The extermination of Armenians in the Ottoman Empire and the surrounding regions during 1915-1923 is called the Armenian Genocide.
Those massacres were masterminded and perpetrated by the government of Young Turks and were later finalized by the Kemalist government.
The First World War gave the Young Turks the opportunity to settle accounts with Armenians living in the Ottoman Empire, thus implementing the decision of the secret meeting of 1911 in Thessaloniki. The plan was to tukify the Muslims and to exterminate the Armenians living in the Ottoman Empire. Talaat Pasha (Interior Minister), Enver Pasha (Minister of Military Affairs), Djemal Pasha (commander of the Palestinian Front), Behaeddin Shakir Bey (Young Turk Central Committee member) and others were among the orchestrators of the project.

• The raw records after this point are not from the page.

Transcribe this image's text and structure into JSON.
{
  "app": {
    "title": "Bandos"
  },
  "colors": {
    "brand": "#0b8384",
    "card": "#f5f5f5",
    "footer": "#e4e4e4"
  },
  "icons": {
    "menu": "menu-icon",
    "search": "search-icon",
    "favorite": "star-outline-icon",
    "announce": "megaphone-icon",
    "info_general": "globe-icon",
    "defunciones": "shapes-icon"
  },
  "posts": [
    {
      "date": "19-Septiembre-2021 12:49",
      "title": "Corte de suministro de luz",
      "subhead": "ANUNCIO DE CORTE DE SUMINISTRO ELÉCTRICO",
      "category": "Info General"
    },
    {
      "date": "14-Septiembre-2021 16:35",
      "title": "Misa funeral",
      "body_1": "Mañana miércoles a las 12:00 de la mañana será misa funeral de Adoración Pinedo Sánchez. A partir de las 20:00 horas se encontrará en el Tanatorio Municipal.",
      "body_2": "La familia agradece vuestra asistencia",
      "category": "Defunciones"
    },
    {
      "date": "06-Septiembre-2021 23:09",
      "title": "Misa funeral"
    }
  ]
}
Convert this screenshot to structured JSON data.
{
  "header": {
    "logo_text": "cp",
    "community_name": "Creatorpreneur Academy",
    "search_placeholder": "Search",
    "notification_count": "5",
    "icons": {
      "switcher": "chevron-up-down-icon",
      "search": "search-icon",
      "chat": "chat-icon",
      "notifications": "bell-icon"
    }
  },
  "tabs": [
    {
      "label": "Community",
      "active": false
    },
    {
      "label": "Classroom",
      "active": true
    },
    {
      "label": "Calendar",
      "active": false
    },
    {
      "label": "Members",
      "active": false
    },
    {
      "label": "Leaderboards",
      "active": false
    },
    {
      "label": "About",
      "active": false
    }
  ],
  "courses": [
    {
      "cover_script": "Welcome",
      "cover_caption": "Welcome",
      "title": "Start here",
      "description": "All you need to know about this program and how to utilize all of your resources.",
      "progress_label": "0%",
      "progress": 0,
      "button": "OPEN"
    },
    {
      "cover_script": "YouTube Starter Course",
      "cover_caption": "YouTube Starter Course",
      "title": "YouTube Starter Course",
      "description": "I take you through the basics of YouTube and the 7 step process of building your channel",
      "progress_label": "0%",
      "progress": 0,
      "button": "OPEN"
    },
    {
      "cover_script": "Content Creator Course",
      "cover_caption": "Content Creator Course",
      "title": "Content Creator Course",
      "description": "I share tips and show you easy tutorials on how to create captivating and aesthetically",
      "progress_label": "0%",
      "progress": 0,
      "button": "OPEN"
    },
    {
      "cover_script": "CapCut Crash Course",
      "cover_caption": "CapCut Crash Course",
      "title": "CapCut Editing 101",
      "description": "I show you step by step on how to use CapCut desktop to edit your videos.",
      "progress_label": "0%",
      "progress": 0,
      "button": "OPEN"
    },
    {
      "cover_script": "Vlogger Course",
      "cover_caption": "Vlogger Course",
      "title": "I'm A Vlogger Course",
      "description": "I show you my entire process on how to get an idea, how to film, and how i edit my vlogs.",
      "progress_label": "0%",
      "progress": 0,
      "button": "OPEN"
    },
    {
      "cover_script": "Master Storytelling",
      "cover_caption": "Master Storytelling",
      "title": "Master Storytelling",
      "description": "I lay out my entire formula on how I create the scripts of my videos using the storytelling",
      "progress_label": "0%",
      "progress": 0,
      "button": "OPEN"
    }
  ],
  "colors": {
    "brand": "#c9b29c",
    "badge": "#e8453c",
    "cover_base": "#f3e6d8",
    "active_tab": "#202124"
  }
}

Intending to annihilate Armenians, they wanted to eliminate the Armenian Question. Armenia and Armenians were an obstacle on the way of the project of the Yong Turks. Their dream of “Great Turan” was to stretch from the Bosphorus to Altai. During the First World War the Young Turks perpetrated massacres against Assyrians, Greeks and Arabs living in the Ottoman Empire.
In February 1915 the military minister Enver Pasha ordered to eliminate the Armenian soldiers serving in the Army. On April 24 and the following days 800 Armenians were arrested in Constantinople and exiled to the depths of Anatolia. Armenian writers, journalists, doctors, scientists, clergymen, intellectuals including Armenian members of the parliament were among them. A part of them died on the way of the exile, while others died after reaching there.
The first international response to the violence resulted in a joint statement by France, Russia and the Great Britain in May 1915, where the Turkish atrocities against the Armenians were defined as “a crime against humanity and civilization”. According to them, Turkish government was responsible for the implementation of the crime.